He Left His Cat With Mom, Allegedly Plowed Into Crowd

What we know about James Alex Fields Jr.
By Kate Seamons,  Newser Staff
Posted Aug 13, 2017 2:27 PM CDT
Driver Accused of Plowing Into Crowd 'Infatuated' With Nazis
In this Saturday, Aug. 12, 2017 photo, James Alex Fields Jr., second from left, holds a black shield in Charlottesville, Va., where a white supremacist rally took place.    (Alan Goffinski AP)

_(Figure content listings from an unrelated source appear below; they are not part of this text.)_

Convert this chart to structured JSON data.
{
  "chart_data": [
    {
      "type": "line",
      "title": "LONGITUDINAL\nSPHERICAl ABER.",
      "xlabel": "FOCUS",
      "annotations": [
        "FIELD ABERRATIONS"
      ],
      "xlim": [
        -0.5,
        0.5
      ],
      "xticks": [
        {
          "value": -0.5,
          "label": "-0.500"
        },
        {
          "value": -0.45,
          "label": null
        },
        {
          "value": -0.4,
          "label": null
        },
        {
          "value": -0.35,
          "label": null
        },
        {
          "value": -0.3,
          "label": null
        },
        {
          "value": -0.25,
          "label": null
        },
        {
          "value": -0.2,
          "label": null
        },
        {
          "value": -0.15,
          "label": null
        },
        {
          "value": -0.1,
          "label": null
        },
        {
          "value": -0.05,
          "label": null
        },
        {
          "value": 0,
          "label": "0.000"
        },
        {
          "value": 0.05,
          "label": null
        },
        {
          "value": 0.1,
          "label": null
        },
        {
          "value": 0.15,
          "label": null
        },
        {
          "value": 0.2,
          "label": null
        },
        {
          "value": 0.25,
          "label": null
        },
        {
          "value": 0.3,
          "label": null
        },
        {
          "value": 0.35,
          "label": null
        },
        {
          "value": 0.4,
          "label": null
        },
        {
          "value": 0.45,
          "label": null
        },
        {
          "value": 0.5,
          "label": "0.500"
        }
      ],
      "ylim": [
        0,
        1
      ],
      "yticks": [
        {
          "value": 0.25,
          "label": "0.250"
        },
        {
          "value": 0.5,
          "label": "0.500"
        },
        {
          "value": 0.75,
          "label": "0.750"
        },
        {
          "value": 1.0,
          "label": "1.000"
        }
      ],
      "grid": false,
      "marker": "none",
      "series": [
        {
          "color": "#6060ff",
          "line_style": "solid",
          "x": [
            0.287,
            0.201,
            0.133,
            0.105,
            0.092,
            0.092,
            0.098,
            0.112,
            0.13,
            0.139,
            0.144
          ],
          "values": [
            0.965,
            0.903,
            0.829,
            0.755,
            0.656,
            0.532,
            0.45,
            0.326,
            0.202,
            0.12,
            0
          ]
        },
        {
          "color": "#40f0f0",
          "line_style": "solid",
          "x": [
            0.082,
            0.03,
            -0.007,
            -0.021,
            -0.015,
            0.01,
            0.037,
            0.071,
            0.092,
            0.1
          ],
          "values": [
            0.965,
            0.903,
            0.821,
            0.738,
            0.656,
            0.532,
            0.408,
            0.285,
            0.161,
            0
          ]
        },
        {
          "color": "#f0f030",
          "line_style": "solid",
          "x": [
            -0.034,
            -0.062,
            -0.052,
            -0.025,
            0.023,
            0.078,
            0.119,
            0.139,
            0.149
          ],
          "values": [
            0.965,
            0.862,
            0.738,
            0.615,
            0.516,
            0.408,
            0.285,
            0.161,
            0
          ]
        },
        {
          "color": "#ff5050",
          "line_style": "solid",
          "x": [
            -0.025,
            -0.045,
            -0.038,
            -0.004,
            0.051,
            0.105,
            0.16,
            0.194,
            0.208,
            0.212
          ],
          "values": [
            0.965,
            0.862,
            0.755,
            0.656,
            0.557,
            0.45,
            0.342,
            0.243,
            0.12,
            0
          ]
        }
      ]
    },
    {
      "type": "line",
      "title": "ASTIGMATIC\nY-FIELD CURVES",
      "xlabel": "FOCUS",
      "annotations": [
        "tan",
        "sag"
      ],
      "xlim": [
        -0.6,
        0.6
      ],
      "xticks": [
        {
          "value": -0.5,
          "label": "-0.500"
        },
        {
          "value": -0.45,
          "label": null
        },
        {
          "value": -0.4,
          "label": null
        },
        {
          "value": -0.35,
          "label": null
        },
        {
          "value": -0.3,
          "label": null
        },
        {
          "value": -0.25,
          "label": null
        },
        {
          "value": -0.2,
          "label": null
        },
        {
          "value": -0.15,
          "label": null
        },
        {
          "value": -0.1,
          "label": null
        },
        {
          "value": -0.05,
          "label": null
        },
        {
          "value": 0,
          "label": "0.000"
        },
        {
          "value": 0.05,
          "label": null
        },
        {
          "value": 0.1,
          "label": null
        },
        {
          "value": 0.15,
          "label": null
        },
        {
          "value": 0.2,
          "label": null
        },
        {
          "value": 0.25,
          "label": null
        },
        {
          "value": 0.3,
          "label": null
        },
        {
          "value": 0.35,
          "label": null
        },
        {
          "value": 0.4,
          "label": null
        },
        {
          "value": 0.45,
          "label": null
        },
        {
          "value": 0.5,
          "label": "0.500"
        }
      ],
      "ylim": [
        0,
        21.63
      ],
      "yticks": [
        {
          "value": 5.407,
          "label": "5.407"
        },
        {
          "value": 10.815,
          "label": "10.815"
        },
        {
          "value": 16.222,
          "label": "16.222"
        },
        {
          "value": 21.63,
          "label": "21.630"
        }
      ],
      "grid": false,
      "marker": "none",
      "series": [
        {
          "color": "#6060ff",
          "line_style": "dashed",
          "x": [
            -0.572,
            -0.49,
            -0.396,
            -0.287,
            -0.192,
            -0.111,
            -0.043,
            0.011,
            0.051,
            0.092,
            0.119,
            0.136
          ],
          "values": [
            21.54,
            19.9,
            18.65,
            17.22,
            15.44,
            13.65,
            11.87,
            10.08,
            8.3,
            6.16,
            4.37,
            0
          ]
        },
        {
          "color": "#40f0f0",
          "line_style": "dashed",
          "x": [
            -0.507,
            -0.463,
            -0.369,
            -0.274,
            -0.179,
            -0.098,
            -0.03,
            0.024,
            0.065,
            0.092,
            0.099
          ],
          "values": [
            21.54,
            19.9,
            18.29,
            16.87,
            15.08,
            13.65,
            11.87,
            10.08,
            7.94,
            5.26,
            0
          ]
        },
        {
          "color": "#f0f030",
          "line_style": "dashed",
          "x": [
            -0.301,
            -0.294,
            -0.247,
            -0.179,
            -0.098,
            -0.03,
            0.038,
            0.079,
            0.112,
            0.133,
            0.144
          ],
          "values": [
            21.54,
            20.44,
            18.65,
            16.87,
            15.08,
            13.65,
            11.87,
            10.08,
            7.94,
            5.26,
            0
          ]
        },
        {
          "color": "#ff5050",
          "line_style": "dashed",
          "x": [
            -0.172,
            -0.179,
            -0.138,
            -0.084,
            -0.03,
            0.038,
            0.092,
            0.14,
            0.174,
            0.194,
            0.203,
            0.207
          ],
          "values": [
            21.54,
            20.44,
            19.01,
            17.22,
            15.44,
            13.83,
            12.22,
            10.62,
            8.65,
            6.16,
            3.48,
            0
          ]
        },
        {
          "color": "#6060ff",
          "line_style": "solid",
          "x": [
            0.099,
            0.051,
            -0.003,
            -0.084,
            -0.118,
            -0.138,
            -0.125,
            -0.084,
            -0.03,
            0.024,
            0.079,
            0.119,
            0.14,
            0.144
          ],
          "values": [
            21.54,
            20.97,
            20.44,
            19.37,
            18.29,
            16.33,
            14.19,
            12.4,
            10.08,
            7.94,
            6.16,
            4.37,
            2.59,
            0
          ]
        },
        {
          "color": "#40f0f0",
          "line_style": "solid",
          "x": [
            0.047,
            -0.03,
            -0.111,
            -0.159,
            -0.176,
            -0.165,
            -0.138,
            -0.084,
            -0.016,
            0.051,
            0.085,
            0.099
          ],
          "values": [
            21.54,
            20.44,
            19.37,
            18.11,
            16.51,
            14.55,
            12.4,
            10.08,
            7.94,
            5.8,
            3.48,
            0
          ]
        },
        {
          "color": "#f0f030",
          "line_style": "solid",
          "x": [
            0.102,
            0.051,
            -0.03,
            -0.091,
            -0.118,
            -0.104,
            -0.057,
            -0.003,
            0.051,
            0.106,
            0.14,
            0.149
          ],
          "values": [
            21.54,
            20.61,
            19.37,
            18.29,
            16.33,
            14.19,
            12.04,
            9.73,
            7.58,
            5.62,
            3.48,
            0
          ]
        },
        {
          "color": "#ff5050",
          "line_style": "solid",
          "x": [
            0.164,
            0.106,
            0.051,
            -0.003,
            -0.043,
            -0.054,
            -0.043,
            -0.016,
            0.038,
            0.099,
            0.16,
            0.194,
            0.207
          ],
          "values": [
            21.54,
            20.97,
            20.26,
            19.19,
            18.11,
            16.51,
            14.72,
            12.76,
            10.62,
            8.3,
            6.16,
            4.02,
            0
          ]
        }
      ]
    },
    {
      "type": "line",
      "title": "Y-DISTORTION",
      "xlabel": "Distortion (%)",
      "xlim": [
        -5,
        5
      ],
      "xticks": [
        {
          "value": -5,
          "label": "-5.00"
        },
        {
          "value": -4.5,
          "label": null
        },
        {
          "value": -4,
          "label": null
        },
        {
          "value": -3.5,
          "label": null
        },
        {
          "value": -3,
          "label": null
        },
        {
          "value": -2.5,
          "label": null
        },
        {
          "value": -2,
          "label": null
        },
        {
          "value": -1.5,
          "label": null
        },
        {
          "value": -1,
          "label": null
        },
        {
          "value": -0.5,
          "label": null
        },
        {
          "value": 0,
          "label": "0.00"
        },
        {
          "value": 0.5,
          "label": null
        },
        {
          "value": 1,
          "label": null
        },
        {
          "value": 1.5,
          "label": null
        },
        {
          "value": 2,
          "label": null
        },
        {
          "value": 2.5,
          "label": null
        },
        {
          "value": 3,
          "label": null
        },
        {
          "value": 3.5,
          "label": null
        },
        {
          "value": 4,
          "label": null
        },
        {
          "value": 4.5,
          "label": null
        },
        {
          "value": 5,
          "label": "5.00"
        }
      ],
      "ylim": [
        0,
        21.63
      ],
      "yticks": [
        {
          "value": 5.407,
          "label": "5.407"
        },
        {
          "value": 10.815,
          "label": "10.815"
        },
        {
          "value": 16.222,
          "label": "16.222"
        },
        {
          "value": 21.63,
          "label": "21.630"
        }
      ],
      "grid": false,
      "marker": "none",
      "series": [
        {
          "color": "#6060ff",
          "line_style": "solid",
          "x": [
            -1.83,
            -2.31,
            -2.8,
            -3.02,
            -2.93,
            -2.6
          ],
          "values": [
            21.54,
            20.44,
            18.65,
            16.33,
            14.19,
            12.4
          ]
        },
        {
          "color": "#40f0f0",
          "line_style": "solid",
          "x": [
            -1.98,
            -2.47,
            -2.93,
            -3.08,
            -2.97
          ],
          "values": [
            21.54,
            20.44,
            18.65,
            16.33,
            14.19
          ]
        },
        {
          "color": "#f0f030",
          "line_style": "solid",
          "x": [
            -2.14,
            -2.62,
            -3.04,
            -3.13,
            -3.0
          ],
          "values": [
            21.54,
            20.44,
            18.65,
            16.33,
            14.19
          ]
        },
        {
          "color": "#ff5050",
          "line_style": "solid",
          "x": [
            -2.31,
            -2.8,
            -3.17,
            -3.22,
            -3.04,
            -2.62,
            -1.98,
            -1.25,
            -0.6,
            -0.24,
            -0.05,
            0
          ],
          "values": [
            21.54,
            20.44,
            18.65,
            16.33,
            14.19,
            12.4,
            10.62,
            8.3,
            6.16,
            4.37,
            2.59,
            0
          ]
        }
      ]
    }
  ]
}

James Alex Fields Jr. has been charged with second-degree murder among other crimes after allegedly plowing his silver Dodge Challenger into a crowd of counter-protesters in Charlottesville, Virginia, Saturday, and killing 32-year-old Heather Heyer in the process. What we know about Fields:

  • The 20-year-old from Maumee, Ohio, was photographed earlier Saturday with Vanguard America, a white supremacist, neo-Nazi group that the Guardian reports dresses in white polo shirts and khakis. The New York Times reports Vanguard America denied Fields is in any way a member and tweeted that wearing a white shirt does "not denote membership ... The shirts were freely handed out to anyone in attendance."
  • Fields' mother, Samantha Bloom, spoke to the AP Saturday night and said that she was aware her son was headed to Virginia for a rally, but didn't know it was a white supremacist rally. "I thought it had something to do with Trump. Trump's not a white supremacist." She continued, "He had an African-American friend so..." then trailed off.

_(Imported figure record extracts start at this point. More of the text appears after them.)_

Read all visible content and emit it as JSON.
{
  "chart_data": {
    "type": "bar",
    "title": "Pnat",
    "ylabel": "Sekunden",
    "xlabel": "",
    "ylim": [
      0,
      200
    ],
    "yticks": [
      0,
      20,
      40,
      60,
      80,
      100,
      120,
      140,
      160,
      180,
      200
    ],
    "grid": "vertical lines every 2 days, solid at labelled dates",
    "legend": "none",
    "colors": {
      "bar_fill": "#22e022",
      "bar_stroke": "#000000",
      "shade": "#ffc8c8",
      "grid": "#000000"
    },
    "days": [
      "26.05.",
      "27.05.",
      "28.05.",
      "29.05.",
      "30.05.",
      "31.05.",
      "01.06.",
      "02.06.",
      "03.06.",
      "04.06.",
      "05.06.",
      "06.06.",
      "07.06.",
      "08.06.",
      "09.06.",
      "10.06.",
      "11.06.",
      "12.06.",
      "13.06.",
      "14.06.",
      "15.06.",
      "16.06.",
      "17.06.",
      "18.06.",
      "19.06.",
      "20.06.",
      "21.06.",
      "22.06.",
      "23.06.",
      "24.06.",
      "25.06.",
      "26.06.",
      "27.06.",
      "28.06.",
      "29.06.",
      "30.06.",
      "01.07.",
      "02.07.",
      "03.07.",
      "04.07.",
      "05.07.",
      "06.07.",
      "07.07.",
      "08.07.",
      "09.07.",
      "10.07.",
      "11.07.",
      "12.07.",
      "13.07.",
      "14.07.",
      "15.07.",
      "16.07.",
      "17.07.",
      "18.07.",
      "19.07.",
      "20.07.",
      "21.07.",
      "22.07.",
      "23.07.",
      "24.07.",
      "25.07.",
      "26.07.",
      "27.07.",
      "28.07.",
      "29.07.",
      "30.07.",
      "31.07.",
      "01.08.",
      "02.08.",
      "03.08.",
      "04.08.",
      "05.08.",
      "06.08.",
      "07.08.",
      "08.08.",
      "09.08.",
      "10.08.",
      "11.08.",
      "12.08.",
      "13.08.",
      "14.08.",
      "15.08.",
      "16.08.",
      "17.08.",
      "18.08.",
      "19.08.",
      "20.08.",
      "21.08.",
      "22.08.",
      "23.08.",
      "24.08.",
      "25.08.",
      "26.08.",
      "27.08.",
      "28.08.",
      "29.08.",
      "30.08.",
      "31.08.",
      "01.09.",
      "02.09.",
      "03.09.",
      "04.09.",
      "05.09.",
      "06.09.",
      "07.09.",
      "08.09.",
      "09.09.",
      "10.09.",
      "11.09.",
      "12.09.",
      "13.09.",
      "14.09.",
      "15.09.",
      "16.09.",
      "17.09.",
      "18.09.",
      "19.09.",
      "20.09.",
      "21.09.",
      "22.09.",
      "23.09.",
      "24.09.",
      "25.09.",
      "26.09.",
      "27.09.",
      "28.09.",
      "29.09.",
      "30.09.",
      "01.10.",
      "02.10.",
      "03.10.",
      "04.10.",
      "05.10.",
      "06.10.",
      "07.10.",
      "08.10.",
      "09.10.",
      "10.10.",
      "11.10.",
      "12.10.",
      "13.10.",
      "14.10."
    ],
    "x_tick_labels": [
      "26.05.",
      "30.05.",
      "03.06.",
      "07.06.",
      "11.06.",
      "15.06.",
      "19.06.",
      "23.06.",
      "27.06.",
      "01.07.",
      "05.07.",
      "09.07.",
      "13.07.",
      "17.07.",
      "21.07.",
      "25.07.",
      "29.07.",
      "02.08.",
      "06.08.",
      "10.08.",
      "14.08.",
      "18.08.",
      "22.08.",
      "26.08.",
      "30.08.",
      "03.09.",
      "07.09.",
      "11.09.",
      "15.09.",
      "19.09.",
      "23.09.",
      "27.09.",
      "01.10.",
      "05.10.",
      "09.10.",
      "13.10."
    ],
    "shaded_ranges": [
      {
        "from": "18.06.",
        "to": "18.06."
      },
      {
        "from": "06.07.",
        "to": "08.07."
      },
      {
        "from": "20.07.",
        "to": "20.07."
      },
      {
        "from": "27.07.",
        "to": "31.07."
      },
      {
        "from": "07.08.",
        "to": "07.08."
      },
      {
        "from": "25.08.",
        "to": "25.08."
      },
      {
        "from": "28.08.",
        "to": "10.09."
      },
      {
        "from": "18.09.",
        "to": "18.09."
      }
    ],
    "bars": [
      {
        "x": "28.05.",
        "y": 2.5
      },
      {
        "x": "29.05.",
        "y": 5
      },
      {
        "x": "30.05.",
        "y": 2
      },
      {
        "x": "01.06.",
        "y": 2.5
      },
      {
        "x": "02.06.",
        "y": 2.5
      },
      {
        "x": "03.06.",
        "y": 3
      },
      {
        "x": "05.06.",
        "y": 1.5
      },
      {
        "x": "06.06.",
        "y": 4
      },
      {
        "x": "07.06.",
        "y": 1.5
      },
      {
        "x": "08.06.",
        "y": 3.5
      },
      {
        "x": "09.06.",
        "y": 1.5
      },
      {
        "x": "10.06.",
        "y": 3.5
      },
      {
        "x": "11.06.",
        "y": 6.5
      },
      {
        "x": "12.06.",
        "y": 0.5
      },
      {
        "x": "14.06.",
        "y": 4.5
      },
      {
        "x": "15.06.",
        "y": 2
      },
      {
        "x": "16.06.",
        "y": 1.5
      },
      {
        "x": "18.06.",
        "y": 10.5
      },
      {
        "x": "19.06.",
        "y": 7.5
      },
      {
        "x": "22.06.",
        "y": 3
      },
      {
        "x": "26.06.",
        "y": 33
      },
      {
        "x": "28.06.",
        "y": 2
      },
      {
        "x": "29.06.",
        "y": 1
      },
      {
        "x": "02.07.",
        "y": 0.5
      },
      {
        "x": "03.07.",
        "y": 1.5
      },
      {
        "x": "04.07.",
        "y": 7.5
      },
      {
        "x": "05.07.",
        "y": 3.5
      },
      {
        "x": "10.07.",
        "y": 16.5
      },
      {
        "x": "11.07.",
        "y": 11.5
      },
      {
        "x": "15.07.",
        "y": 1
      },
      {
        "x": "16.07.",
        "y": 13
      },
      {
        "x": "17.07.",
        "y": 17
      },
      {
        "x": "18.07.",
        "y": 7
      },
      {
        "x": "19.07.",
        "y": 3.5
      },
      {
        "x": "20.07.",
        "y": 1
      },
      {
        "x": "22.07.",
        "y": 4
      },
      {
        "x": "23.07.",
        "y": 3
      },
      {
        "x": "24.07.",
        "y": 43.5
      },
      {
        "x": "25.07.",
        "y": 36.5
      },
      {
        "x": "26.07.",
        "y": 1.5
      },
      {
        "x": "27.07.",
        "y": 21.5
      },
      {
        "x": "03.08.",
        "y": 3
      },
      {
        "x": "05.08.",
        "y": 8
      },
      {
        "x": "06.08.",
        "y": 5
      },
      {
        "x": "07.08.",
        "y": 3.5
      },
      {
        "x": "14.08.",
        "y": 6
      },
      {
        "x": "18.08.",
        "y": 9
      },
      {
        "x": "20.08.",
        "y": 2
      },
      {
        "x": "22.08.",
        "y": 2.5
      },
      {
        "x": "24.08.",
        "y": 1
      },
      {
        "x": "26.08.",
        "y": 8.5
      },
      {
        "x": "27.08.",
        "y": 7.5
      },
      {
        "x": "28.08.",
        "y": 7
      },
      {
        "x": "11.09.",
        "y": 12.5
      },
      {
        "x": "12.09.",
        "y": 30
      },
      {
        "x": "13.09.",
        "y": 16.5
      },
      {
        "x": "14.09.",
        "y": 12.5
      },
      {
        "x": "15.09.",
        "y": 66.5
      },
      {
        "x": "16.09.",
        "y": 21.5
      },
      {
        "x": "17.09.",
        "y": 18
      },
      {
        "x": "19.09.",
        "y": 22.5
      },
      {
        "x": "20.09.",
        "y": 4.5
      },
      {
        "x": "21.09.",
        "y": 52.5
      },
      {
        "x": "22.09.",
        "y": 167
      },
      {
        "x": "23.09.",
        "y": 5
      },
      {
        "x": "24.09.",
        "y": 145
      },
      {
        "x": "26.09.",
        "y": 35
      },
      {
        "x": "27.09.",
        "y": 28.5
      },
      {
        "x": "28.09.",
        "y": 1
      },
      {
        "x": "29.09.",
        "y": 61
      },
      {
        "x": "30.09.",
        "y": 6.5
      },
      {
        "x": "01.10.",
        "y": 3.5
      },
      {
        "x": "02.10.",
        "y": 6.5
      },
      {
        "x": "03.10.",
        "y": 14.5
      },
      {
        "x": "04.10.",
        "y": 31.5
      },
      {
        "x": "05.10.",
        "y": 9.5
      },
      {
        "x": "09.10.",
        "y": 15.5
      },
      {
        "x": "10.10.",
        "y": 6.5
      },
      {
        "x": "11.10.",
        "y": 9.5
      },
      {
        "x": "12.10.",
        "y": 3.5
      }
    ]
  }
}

  • Fields and his mother had recently moved to Ohio from northern Kentucky, and one of his former teachers there recalls his experience with Fields to WPCO. Randall K. Cooper High School history teacher Derek Weimer says Fields "was very infatuated with the Nazis, with Adolf Hitler. He also had a huge military history, especially with German military history and World War II."
  • Bloom told the Toledo Blade her son moved into his own place in Maumee "five or six months ago" but texted her Friday to say he had left his cat at her apartment before heading to Virginia. One of Bloom's neighbors said she hadn't seen Fields' car recently, and says when she previously did see him he often had polka music blaring from the car.
  • The Times cites military records that show Fields enrolled in the Army on Aug. 18, 2015, but "his period of active duty concluded" just shy of four months later; it reports the reason why is unclear.